I do. Not 100% sure what that is.

In some ways, I think the Cruiserweights is a different platform that can have its own distinct individual show. I don’t know if the women need that right now.

The Cruiserweights, they have a match here or there on RAW, and then they have their own division and their own show on 205. With the women, you have opportunities on RAW, you have opportunities on SmackDown, you have opportunities at NXT. Hopefully, over time you’ll have opportunities in the U.K. You’ll have opportunities in different localized markets. Those are the things, for me, that it begins to spread around.

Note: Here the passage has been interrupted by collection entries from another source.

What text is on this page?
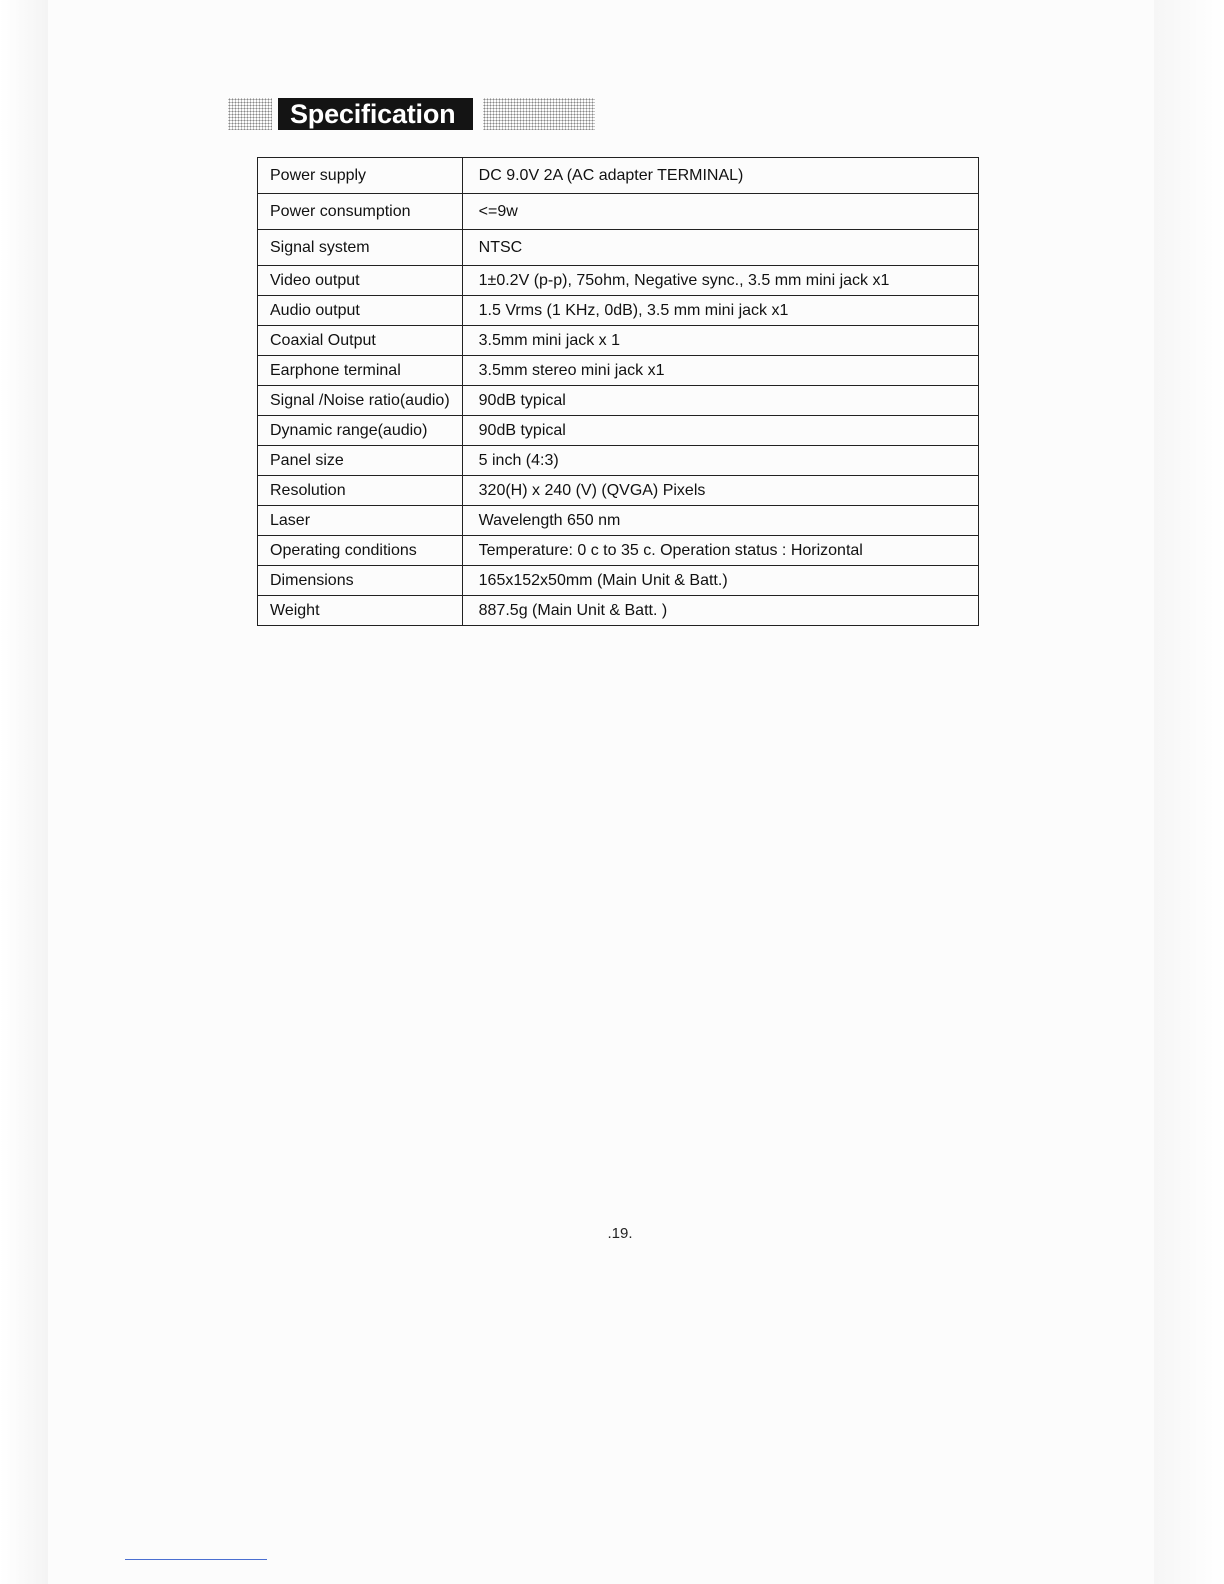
Specification
Power supply	DC 9.0V 2A (AC adapter TERMINAL)
Power consumption	<=9w
Signal system	NTSC
Video output	1±0.2V (p-p), 75ohm, Negative sync., 3.5 mm mini jack x1
Audio output	1.5 Vrms (1 KHz, 0dB), 3.5 mm mini jack x1
Coaxial Output	3.5mm mini jack x 1
Earphone terminal	3.5mm stereo mini jack x1
Signal /Noise ratio(audio)	90dB typical
Dynamic range(audio)	90dB typical
Panel size	5 inch (4:3)
Resolution	320(H) x 240 (V) (QVGA) Pixels
Laser	Wavelength 650 nm
Operating conditions	Temperature: 0 c to 35 c. Operation status : Horizontal
Dimensions	165x152x50mm (Main Unit & Batt.)
Weight	887.5g (Main Unit & Batt. )
.19.
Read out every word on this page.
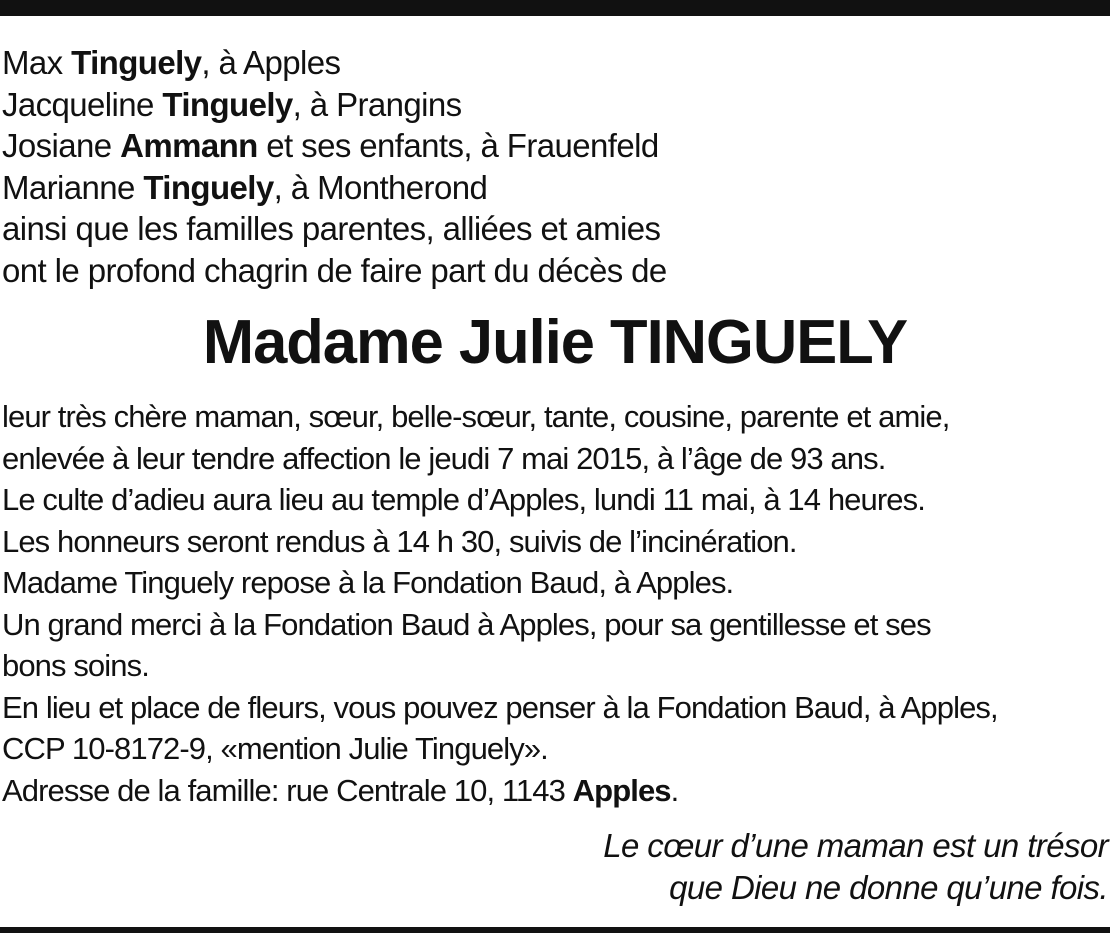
Max Tinguely, à Apples
Jacqueline Tinguely, à Prangins
Josiane Ammann et ses enfants, à Frauenfeld
Marianne Tinguely, à Montherond
ainsi que les familles parentes, alliées et amies
ont le profond chagrin de faire part du décès de
Madame Julie TINGUELY
leur très chère maman, sœur, belle-sœur, tante, cousine, parente et amie,
enlevée à leur tendre affection le jeudi 7 mai 2015, à l’âge de 93 ans.
Le culte d’adieu aura lieu au temple d’Apples, lundi 11 mai, à 14 heures.
Les honneurs seront rendus à 14 h 30, suivis de l’incinération.
Madame Tinguely repose à la Fondation Baud, à Apples.
Un grand merci à la Fondation Baud à Apples, pour sa gentillesse et ses
bons soins.
En lieu et place de fleurs, vous pouvez penser à la Fondation Baud, à Apples,
CCP 10-8172-9, «mention Julie Tinguely».
Adresse de la famille: rue Centrale 10, 1143 Apples.
Le cœur d’une maman est un trésor
que Dieu ne donne qu’une fois.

I would love for the Mae Young to be this reccurring yearly, or whatever it is, this reccurring thing that is the opportunity for the girls that are out there grinding, for the girls that are out there working at the little armories and the little places and dreaming about that pot of gold to be able to jump on the rainbow and start to take the ride. And for us to scan around the world every year and say, “Who do we want to look at this year, and give them that opportunity? Who’s really improved since last year to take this opportunity? Who’s that next level? Who’s that next generation of stars?”

To me, that’s where something like the Mae Young Classic becomes a huge opportunity. And if it’s my decision, yeah it will be exactly that. An opportunity that keeps coming back over and over.

The Mae Young Classic will air exclusively on the WWE Network.

  • The first four episodes of the single-elimination tournament will be available on-demand starting Monday, August 28.
  • Episodes five through eight will be available on-demand on Monday, September 4.
  • The final match will stream live from Las Vegas on Tuesday, September 12 at 10 p.m. ET.